Produsen minyak goreng (migor) menolak kewajiban fortifikasi (penambahan) vitamin A. Pasalnya, aturan ini akan menjadi pemborosan bagi devisa negara karena produsen harus mengimpor vitamin A sintetik. Selain itu, bisa menimbulkan risiko hukum bagi perusahaan jika tidak memenuhi kewajiban.

DIREKTUR Eksekutif Gabungan Industri Minyak Nabati Indonesia (GIMNI) Sahat Sinaga menjelaskan, alasan produsen menolak mandatori fortifikasi vitamin A minyak goreng. Sebab, kebijakan penambahan vitamin A sintetis haruslah diimpor dari perusahaan di negara lain.

“Jika fortifikasi menjadi wajib, akibatnya Indonesia bergantung kepada impor Vitamin A sintetik. Setiap tahun, kita akan buang devisa ratusan juta dolar ke luar negeri,” kata Sahat di Jakarta, kemarin.

Persoalan lain adalah efektivitas fortifikasi vitamin A di minyak goreng sawit. Karena ada rentang waktu pengiriman minyak goreng dari pabrik sampai ke masyarakat. Isu ini terkait dengan stabilitas Vitamin A mulai dari pabrik sampai ke retailer dan retensi vitamin A pada saat penggorengan.

“Tidak ada jaminan berapa kadar kandungan vitamin A sampai di tangan konsumen. Apabila di bawah ambang batas, kami (produsen) bisa dituntut,” ucap Sahat.

Produsen juga khawatir dengan adanya kata penambahan Vitamin A. Sebab, jika tidak ditambahkan vitamin A meskipun mengandung fortifikan alamiah beta karoten yang setara dengan aktifitas vitamin A 45 IU/g, minyak goreng sawit tidak dapat digolongkan sebagai minyak goreng sesuai SNI meskipun berasal minyak sawit.

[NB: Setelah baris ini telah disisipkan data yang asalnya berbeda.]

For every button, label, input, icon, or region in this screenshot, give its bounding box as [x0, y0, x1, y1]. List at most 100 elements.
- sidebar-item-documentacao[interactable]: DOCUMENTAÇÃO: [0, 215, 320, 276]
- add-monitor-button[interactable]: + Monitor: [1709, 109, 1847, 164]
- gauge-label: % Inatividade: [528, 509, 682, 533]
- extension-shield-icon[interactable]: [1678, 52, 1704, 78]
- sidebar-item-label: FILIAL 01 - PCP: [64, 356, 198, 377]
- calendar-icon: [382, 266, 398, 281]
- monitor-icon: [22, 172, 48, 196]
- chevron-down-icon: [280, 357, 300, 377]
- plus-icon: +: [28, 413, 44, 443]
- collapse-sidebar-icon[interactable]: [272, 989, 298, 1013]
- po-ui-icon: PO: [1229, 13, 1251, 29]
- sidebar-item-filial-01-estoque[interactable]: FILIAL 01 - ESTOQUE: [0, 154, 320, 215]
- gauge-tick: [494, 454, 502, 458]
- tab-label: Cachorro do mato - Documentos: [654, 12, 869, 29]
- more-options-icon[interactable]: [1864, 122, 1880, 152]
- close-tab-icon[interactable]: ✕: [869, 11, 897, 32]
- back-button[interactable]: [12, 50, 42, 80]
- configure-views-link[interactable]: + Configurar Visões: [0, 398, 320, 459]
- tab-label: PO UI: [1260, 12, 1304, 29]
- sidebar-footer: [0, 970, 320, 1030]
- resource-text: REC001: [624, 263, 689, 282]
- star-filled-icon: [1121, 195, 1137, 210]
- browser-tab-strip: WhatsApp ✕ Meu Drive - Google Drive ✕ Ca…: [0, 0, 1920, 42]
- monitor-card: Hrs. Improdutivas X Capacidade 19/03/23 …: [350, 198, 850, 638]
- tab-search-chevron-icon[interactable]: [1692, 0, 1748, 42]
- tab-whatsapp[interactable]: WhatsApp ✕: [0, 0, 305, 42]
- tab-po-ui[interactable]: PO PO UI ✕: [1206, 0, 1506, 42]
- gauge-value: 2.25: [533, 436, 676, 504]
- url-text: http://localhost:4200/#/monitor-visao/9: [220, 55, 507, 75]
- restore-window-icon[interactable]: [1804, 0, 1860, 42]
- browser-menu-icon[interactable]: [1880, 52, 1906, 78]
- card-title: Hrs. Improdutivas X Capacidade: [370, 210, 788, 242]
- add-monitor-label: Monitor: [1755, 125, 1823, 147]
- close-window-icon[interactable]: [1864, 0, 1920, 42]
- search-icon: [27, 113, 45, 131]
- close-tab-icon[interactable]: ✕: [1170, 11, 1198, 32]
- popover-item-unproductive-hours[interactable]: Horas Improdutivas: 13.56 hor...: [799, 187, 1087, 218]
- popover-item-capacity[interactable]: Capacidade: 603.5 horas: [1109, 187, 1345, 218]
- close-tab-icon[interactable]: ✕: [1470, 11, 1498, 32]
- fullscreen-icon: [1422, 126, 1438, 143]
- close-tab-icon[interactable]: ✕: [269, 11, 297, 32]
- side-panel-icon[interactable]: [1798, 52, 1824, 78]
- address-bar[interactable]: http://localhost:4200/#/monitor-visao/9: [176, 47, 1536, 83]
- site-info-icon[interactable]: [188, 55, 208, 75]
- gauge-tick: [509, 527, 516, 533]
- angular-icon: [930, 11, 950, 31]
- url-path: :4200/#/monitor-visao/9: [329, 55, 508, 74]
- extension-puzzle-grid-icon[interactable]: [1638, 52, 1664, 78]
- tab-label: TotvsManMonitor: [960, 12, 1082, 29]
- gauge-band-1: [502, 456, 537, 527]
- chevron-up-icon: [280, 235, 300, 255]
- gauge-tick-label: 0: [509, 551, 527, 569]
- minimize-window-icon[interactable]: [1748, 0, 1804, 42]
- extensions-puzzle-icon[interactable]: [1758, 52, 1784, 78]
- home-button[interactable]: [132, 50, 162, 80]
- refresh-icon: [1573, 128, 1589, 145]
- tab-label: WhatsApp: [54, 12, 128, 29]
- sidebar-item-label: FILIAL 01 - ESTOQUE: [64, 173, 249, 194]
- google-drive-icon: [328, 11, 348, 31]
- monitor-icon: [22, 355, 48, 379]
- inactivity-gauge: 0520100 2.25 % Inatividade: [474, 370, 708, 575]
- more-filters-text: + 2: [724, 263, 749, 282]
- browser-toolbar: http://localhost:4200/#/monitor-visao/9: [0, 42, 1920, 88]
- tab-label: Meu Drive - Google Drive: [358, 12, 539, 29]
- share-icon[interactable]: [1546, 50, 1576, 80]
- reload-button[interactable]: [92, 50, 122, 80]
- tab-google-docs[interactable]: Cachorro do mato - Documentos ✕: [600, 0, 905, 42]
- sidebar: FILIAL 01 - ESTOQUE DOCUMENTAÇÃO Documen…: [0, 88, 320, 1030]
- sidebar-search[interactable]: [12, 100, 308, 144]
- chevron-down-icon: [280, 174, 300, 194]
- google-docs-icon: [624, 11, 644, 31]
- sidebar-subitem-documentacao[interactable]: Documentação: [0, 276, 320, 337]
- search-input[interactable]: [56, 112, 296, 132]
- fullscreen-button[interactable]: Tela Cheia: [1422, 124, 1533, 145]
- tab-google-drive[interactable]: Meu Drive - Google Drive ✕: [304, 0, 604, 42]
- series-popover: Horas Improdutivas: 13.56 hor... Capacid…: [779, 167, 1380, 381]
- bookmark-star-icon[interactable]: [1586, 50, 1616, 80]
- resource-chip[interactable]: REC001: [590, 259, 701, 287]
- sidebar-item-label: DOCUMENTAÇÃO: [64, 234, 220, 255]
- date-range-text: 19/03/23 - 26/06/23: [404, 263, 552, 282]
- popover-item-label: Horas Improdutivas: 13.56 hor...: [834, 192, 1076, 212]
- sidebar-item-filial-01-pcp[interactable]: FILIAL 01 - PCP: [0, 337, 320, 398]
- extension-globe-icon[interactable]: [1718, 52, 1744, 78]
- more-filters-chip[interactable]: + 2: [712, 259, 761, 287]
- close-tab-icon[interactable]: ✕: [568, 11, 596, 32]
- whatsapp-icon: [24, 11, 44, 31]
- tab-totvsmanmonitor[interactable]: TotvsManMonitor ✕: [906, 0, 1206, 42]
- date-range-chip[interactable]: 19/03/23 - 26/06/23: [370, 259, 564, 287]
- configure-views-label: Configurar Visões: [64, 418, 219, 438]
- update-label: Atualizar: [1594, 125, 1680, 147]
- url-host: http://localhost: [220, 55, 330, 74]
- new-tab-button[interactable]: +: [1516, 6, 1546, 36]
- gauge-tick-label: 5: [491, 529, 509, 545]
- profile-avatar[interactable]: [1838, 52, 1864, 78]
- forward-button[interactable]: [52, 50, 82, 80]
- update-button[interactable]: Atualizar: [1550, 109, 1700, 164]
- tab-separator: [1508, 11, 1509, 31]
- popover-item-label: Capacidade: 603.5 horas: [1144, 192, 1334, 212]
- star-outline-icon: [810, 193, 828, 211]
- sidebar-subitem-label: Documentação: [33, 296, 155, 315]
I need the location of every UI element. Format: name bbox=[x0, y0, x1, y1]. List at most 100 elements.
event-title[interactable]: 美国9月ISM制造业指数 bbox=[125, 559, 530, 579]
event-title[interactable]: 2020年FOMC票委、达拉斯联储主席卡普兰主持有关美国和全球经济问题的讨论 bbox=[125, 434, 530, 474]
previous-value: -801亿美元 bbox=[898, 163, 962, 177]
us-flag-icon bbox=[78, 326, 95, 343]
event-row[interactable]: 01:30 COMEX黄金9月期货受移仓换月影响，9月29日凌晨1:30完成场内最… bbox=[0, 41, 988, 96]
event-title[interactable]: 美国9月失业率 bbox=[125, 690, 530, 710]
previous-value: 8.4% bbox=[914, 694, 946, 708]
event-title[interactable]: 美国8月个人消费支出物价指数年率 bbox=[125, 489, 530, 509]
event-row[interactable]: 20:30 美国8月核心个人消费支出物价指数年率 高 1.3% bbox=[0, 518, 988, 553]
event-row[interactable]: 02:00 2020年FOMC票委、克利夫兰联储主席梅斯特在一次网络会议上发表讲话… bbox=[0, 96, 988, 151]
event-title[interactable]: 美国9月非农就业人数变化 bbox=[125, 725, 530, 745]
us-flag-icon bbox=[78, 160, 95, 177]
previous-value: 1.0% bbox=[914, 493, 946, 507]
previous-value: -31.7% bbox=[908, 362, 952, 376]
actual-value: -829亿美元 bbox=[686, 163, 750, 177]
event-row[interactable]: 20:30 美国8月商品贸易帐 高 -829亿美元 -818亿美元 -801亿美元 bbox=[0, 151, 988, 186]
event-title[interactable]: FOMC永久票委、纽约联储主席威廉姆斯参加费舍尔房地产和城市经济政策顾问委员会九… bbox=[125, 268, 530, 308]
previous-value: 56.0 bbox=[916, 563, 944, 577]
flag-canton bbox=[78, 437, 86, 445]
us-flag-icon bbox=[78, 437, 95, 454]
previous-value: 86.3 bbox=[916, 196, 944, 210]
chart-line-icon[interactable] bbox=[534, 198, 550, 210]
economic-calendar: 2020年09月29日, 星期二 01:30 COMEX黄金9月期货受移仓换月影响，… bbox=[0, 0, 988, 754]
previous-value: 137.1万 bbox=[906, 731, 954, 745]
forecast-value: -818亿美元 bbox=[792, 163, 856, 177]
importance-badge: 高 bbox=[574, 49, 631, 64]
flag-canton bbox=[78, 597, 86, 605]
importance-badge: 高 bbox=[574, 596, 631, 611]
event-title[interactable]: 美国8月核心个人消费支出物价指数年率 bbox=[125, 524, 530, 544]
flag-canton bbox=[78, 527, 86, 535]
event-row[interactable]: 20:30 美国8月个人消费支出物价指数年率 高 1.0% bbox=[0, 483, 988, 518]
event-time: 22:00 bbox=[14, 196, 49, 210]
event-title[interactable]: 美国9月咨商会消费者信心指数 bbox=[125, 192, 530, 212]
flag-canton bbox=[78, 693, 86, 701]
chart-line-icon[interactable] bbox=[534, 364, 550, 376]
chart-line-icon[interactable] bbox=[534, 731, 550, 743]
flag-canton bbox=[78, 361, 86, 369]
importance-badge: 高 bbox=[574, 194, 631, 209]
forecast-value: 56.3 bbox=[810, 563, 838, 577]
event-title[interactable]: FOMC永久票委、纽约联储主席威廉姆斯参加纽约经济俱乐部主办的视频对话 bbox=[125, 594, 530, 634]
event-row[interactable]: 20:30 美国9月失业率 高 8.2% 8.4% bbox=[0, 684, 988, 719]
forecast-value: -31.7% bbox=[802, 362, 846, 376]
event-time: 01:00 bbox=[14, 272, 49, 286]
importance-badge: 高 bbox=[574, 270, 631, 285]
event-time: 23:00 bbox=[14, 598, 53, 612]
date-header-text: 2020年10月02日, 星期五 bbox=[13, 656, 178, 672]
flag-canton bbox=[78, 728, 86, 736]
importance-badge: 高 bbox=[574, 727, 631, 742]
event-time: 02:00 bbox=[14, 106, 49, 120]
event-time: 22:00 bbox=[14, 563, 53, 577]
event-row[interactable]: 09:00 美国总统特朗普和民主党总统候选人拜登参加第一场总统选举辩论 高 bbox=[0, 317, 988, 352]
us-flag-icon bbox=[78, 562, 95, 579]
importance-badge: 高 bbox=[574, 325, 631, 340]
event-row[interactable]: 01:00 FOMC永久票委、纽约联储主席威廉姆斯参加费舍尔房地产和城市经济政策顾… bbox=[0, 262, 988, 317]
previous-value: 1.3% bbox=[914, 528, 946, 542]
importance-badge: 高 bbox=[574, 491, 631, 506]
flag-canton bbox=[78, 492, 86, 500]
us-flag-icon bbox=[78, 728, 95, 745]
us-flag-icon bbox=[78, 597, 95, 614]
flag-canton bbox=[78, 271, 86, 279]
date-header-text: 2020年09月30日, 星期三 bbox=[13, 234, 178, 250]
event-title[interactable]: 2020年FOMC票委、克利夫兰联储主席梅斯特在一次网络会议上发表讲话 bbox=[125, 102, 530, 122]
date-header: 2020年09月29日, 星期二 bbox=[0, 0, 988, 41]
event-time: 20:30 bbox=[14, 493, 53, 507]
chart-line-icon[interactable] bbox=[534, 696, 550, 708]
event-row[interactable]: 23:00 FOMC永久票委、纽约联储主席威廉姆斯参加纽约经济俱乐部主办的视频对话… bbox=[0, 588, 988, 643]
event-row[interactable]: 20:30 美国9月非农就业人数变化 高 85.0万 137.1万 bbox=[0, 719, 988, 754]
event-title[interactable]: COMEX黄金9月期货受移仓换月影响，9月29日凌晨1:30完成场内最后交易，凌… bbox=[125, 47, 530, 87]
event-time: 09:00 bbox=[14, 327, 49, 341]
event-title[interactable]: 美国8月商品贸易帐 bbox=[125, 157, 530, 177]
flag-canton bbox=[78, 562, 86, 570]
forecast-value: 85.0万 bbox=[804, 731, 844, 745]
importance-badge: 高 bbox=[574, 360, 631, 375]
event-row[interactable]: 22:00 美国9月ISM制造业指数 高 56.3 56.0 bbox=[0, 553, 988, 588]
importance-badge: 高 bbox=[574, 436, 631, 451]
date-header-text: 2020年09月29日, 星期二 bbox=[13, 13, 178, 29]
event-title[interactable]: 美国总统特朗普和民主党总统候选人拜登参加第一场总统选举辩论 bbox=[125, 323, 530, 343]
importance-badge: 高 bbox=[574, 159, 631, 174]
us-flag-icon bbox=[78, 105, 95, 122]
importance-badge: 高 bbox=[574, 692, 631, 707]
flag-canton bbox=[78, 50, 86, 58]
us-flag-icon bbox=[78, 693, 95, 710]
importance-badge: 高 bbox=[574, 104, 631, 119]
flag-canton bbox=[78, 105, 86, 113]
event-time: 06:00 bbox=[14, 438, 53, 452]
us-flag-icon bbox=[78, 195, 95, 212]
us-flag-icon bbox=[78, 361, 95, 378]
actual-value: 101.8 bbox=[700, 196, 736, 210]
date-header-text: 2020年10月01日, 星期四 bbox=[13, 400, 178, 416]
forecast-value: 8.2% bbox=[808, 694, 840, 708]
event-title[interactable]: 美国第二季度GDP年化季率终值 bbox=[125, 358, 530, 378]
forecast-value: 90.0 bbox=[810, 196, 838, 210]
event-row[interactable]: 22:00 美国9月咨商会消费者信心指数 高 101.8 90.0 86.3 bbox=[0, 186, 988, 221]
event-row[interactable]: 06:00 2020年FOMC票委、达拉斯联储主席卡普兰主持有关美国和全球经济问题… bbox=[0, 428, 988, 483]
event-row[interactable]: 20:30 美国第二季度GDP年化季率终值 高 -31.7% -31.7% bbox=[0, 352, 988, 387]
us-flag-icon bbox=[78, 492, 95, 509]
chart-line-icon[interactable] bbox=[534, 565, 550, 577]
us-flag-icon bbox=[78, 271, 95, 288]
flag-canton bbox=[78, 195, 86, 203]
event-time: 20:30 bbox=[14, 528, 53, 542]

Sahat mengusulkan, pengecualian untuk kebijakan fortifikasi vitamin A. Aturan fortifikasi sebaiknya sukarela bukan mandatori. “Kita belum tahu seberapa efektif fortifikasi. Yang pasti penambahan vitamin A membuat devisa negara tersedot ke luar negeri,” kata Sahat.

Peluang Monopoli

Direktur Eksekutifpalm oilAgribusiness Strategic Policy Institute (PASPI) Tungkot Sipayung telah mengirimkan surat ke Ditjen Industri Agro Kementerian Perindustrian (Kemenperin) pada 13 Juli 2018. Menurutnya, aturan fortifikasi tidak berdasarkan kepada perintah perundang-undangan melainkan sebatas permintaan Meteri Kesehatan melalui surat kepada Kemenperin pada 2012 lalu.

Penambahan vitamin A sintetik berpeluang menciptakan monopoli. Karena pemasok vitamin A ini terbatas kepada dua negara saja. Tidak menutup kemungkinan produsen vitamin A bisa mengendalikan industri minyak goreng sawit di dalam negeri. Itu sebabnya, fortifikasi berpotensi melanggar Undang-Undang No. 5 Tahun 1999 mengenai Larangan Praktek Monopoli dan Persaingan Usaha Tidak Sehat.

Pihaknya mendukung SNI minyak gorengsawityang masih dalam proses penyusunan. Tetapi untuk fortifikasi sebaiknya sukarela.

Menurut dia, untuk mengatasi defisiensi vitamin A termasuk stunting anak balita di Indonesia dapat diatasi dengan dua cara. Pertama pemberian vitamin A langsung kepada balita. Kedua, fortifikasi vitamin A kepada produk makanan/minuman balita melalui peraturan Menteri Perindustrian sendiri.

Untuk diketahui, saat ini Kemenperin sedang menyusun revisi Peraturan Menteri Perindustrian No.87 Tahun 2013 tentang Pemberlakuan SNI 7709 2012 Minyak Gorengsawitdan terkait penambahan fortifikasi Vitamin A.